Disaster Management Program

Integration of disaster risk reduction into development has been at the heart of the Disaster Management program intervention strategy. The program has been mainstreaming disaster risk reduction where people’s livelihood has been continually threatened by drought, desertification, soil erosion, sand storms and climate change. The primary strategy in vulnerability reduction has been to increase the capacity of these communities to prevent, prepare for, and respond to the impact of disasters. The program has been implementing the SPADE project in Zavkhanaimag. The project has had activities in the key areas of agriculture, pasture and stock management, community health, cooperative development and income generation.

The project implemented in the program have focused on strengthening of “BATITS ZA” Cooperative Union, the respective organization of the cooperatives, providing a series of capacity building activities among cooperative leaders in organizational management and workshops in a VMGO setting, business planning of Cooperative Union. The project distributed turkeys, as they have a high level of cold weather tolerance. We also conducted training on turkey and chicken farming and cooking. The project also continued some agricultural field training and organized “Potato production and Value chain” workshop in the Selenge aimag with cooperation of Asian Farmers Association and “Mongol Potato” National wide program, and “Rural Economic Development” project of ADRA. After the workshop the participants were able to visit to places in Darkhan and Selenge, where they learnt best practices in agriculture and poultry farming. The project continued to support cooperatives with mixed vegetables and fodder seeds, along with the provision of hand tools and funds to cover the cost of land preparation. In 2012, SPADE also provided funding for the construction of root cellars and a demo barn. A total yield of 123 tons of vegetables, 143 tons of green fodder and hay was harvested in 2012 across active seven cooperatives. During2008 – 2012, a total yield of 463 tons of vegetables, 685 tons of green fodder was harvested. Volume has increased for4.3% of whole Zavkhan aimag harvest in the same period. The projects developed a contract with cooperatives to repay some of the physical investments in their saving bank account. Through the repayment scheme, the cooperatives were able to generate savings fund in amount of 66,018,000 tug. This fund will be the main resource of the cooperatives to fund other businesses of their members. In addition, the project continued to maintain its animal breeding program, which will help to strengthen the bloodlines of existing livestock to help survive harsh winters in the future.

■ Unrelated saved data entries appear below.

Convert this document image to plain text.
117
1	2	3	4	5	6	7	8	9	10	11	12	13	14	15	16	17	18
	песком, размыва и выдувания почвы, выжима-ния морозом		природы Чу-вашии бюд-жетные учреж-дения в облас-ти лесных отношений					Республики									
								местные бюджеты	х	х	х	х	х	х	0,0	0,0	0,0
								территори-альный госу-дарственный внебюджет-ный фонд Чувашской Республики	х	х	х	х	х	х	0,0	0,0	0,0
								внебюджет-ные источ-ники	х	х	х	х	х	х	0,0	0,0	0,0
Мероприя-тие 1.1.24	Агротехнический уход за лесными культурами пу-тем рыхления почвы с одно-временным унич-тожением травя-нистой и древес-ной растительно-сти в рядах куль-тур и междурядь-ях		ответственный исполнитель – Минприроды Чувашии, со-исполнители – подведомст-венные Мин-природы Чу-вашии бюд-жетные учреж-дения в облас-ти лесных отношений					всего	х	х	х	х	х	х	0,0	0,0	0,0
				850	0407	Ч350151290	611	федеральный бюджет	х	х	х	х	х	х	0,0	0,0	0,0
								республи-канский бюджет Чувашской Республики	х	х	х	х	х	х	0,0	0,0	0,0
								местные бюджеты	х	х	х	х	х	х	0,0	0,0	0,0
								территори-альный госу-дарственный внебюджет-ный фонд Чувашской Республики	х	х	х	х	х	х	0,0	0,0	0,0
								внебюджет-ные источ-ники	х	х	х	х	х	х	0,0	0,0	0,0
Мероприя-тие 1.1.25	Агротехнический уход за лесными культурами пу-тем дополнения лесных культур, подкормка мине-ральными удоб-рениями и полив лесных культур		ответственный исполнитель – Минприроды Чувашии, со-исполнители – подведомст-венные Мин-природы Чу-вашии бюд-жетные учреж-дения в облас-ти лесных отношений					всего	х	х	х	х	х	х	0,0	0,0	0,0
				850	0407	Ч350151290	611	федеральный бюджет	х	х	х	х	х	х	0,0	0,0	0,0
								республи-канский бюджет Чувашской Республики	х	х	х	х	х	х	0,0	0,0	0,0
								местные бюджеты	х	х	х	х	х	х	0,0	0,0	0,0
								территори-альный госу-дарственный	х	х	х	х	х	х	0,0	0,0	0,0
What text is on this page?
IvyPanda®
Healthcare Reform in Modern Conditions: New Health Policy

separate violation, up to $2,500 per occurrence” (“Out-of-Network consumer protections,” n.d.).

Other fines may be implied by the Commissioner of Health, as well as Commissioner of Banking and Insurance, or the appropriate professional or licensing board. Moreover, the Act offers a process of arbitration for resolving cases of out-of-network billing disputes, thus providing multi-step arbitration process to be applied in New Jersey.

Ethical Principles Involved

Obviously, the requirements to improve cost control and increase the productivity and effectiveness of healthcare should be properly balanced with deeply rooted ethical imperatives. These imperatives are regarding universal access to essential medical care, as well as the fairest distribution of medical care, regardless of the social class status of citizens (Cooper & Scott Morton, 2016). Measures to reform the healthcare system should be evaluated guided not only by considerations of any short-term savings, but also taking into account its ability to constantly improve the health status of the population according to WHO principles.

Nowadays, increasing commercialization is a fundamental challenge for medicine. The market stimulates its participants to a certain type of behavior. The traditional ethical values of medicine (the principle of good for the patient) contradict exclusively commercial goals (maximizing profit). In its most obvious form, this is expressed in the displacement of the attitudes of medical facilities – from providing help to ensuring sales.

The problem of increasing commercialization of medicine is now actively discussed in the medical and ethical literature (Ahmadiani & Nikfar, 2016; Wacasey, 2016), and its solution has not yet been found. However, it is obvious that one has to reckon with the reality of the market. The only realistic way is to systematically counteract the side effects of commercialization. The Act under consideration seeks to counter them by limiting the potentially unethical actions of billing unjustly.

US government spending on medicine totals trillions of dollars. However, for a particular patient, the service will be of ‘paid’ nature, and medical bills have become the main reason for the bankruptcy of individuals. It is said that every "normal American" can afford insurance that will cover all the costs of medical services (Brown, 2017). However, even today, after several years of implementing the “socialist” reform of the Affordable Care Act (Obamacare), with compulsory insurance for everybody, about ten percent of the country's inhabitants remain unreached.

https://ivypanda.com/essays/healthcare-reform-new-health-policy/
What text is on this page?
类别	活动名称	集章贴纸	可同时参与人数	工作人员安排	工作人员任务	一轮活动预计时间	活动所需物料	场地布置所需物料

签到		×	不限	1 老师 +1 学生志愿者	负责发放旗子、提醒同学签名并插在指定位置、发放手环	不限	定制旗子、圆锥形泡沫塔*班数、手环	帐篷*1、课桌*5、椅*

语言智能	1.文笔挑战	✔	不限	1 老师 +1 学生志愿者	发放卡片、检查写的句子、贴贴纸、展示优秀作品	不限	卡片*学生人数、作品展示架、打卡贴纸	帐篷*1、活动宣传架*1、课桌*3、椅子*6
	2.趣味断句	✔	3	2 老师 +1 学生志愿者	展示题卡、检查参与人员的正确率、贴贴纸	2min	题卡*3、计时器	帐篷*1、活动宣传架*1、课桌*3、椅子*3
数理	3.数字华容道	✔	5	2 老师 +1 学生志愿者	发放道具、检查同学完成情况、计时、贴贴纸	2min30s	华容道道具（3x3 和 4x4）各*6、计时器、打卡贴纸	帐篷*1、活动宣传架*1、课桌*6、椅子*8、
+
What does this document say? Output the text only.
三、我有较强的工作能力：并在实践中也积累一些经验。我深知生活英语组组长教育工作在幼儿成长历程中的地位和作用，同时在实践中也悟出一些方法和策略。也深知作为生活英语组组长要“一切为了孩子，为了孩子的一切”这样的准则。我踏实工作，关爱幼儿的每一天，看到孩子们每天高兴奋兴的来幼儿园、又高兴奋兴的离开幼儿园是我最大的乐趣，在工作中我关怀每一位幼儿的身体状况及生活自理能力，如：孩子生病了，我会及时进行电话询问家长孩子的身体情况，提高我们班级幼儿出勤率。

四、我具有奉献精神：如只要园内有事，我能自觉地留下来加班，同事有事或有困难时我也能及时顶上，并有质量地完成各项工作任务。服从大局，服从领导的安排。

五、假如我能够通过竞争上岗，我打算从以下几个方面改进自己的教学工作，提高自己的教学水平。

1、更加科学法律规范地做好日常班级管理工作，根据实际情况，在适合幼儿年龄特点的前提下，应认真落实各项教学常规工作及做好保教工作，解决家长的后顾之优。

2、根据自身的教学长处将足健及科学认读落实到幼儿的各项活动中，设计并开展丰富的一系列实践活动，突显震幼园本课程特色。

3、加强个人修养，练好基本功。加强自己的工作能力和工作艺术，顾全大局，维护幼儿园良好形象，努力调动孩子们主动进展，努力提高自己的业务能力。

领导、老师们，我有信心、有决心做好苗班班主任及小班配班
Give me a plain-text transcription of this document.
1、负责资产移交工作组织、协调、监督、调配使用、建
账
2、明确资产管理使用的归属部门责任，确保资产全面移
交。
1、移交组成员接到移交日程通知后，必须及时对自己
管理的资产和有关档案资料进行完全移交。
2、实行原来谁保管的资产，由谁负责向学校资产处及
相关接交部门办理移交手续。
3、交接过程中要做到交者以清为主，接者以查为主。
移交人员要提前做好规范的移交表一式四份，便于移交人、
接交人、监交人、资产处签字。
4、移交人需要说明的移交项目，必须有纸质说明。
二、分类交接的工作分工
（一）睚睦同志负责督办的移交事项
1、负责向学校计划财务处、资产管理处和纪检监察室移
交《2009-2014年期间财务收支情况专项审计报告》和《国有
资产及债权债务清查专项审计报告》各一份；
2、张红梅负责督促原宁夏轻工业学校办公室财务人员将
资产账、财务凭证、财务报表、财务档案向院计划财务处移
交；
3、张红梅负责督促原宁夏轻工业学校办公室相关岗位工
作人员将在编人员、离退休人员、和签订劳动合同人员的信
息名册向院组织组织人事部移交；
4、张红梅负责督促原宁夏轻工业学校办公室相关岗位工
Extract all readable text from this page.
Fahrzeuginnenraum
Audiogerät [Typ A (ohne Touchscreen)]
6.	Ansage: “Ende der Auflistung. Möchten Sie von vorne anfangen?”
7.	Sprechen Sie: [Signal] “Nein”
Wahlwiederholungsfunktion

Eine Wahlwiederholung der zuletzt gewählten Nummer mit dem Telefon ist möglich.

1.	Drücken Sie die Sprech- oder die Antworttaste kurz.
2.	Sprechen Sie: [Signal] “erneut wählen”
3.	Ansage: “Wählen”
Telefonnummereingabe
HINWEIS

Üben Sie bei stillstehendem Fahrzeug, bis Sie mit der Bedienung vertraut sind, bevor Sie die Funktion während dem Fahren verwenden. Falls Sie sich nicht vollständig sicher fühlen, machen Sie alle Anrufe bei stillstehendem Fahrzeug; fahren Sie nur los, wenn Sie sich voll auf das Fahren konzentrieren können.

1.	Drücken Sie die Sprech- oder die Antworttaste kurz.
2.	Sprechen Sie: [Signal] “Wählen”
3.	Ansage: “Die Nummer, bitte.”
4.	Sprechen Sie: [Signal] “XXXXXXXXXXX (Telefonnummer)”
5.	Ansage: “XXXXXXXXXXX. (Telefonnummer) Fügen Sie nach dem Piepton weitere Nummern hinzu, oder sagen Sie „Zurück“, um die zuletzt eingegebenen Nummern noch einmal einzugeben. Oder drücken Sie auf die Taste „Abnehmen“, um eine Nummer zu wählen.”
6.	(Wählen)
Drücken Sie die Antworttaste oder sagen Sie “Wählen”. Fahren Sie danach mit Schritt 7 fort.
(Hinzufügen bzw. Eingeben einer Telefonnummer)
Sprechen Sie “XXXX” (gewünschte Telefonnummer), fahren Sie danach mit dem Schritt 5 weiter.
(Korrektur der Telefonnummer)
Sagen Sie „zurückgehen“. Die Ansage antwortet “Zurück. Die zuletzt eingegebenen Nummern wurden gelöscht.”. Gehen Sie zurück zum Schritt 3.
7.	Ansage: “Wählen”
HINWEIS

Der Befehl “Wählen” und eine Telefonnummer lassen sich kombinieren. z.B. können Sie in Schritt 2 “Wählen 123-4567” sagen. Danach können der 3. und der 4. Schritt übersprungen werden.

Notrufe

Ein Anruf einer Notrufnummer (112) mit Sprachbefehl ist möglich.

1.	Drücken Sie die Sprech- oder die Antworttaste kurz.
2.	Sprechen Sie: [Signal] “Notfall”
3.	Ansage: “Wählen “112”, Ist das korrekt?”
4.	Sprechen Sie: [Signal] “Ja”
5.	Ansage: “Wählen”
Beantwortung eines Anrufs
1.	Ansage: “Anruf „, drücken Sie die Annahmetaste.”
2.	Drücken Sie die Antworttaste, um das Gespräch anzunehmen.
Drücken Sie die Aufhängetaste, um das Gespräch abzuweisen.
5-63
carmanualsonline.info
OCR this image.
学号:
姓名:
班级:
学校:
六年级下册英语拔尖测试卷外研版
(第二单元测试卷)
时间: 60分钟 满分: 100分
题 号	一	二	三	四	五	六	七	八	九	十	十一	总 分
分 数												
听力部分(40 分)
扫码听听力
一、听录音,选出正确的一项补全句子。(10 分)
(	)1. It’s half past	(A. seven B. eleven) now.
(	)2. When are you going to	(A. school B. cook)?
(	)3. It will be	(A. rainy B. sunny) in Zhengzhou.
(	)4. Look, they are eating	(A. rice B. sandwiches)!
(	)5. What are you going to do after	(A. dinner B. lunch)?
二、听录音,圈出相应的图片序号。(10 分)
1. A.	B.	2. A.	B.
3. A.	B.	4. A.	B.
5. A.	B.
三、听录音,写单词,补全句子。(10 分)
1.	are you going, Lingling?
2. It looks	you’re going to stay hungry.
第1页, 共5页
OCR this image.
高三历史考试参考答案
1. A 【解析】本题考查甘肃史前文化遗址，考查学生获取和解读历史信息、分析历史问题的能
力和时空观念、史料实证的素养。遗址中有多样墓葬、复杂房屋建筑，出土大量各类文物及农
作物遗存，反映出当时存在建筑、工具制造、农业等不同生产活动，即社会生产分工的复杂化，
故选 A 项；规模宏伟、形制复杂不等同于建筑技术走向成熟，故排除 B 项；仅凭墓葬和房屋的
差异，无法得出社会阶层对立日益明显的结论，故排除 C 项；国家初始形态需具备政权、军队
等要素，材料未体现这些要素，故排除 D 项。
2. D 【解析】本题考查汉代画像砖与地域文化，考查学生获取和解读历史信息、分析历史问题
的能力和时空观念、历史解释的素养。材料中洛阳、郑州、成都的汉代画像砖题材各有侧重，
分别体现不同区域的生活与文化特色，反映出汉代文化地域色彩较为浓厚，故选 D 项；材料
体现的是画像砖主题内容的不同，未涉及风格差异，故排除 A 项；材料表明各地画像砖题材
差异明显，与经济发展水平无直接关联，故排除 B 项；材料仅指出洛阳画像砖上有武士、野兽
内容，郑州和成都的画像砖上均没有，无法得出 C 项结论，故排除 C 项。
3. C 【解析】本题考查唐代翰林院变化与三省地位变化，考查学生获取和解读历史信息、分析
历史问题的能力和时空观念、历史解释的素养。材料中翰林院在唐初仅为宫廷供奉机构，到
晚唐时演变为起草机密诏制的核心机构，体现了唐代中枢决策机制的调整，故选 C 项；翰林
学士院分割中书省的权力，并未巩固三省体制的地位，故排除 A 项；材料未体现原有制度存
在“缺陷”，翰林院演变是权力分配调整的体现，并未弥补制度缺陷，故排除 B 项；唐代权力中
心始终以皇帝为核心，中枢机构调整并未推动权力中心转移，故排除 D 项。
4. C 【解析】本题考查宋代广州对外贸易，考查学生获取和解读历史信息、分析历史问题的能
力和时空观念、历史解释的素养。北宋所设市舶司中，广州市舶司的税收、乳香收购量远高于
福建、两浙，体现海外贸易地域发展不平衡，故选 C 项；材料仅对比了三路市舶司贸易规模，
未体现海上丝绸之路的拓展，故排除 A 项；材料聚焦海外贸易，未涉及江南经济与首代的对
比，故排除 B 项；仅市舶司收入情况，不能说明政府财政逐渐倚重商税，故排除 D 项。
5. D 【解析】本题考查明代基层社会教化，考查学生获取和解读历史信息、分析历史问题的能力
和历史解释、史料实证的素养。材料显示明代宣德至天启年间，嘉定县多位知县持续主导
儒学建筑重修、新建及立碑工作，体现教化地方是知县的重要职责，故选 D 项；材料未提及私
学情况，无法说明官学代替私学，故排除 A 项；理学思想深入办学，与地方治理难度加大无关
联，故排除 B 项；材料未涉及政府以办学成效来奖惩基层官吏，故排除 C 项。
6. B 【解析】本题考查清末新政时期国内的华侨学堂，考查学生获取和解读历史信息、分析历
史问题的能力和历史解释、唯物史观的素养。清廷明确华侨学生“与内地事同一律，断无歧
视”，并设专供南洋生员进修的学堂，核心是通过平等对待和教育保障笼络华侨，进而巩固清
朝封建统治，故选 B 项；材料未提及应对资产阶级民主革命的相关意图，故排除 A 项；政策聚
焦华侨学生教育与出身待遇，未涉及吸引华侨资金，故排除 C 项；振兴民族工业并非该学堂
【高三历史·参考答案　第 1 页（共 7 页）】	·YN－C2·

ADRA Mongolia’s Disaster Management program also aims to respond to and mitigate against disasters such as ‘dzud’ or successive ‘disastrous weather events’ that have killed over 8 million livestock, the mainstay of the rural economy in recent years.

Whilst dzuds can be expected in a pastoral system in this climate, the frequency of such disasters, and the combination of drought (black dzud) and vicious winters (white dzud) has plunged thousands of families into poverty. These recent dzuds have exposed the apparent inability of herders, emerging from a state-controlled economy, to cope with the greater risks that the transition to a market economy dictates. Pastoralists have no longer guaranteed access to the Soviet markets, nor can the state provide free hay and fodder reserves. Access to education and health services is limited and increasingly inaccessible for the poorest families. Herd sizes have decreased affording little margin of error and herd migration out of dzud areas (otor), a key disaster prevention strategy, becomes prohibitively expensive for the poorest and further increases the risk of livestock loss.

The projects are based upon monthly SITREP statistical reports to ADRA Mongolia’s funding partners. The relief operation is an extension of ADRA Mongolia’s previous involvement in the dzud’s disaster in Zavkhan and this project uses and builds upon knowledge learned from these previous interventions. It describes and evaluates the objectives of feeding 290 families and 600 vulnerable herds and presents findings from a survey on the health of the dzud-affected population.